When benchmarked against GPT-4 and human-evaluated scoring, their fine-tuned Guanaco 65B model achieved 99.8% of the performance of ChatGPT (GPT3.5) on the Vicuna benchmark. Remarkably, the Guanaco 33B model, trained on a 24GB consumer GPU, scored 97.8% of ChatGPT's performance level—an impressive result given the limited fine-tuning.

The researchers fully acknowledge that the Vicuna benchmark is useful but also flawed. In asking both GPT-4 and human evaluators to pick preferred answers from language models, they found that GPT-4 would assign higher scores to the system first appearing in the prompts it evaluated. 

Agreement between systems also varied. Human annotators and even the researchers themselves seemed to disagree on preferred responses, and the highest quality models generated the most disagreement on preferred answers across all grading methods. Nonetheless, absent a more robust method of comparing language model performance, the researchers determined that the Vicuna benchmark was still a valuable approach. 

In having human raters and GPT-4 judge model outputs across the 80 prompts in the Vicuna benchmark, both GPT-4 and humans largely preferred Guanaco’s 65B and 33B models to ChatGPT-3.5 Turbo, though the edge was small (a 10-point difference in Elo is about a 1.5% win rate difference).

QLoRA's performance across human and GPT-4 evaluation in various benchmarks, conducted in a tournament-style contest. Photo credit: arXiV

To enable readers to test their own skills judging ChatGPT-3.5 responses versus Guanaco-generated responses, the researchers have made this interactive app available to all.

Implications of QLoRA for the Future of LLMs

The advent of QLoRA could fuel a surge in the development of cutting-edge language models as researchers and consumers no longer need expensive computing resources to produce new models. More importantly, QLoRA's vastly efficient memory requirements could make it possible to fine-tune models on mobile devices—a prospect currently unrealized.

In a milestone moment for AI, researchers believe the vastly more efficient memory requirements offered by QLoRA would enable mobile phones to fine-tune models. While 7-billion parameter models can already run on phones, fine-tuning has not been possible to date. Personalized models and improving performance, all done locally with the benefits of data privacy, would now be possible on an iPhone 12, which the researchers benchmarked as able to finetune 3 million tokens per night. 

Open-source advocates should have much to cheer for.

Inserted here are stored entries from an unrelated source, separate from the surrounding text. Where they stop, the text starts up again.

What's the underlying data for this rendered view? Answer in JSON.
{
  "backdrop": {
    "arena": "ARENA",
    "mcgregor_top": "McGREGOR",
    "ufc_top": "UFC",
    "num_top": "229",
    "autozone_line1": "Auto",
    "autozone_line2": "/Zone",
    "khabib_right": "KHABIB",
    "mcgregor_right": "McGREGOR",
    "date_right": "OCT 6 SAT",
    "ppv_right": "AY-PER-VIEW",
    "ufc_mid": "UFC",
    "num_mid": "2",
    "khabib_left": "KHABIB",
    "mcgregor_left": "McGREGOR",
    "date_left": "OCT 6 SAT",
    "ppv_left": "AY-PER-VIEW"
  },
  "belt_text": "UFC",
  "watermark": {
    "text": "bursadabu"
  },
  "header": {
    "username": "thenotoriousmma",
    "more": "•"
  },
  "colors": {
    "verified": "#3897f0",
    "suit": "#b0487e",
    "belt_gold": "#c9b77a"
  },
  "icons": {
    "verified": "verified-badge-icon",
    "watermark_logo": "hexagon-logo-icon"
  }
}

In his leaked Google memo, AI engineer Luke Sernau wrote that “being able to personalize a language model in a few hours on consumer hardware is a big deal, particularly for aspirations that involve incorporating new and diverse knowledge in near real-time.” That future may be arriving mere months after Sernau’s memo.

In a testament to the rapid strides of the open-source community, QLoRA's 4-bit quantization is now available in Hugging Face transformers. This feature allows every model to operate at 4-bit with just a command line change. 

Embracing the potential of this innovation, Andrej Karpathy, OpenAI lead researcher and former head of Tesla AI, succinctly encapsulated the sentiment of the AI community: “Wow, very nice ‘full-stack’ release.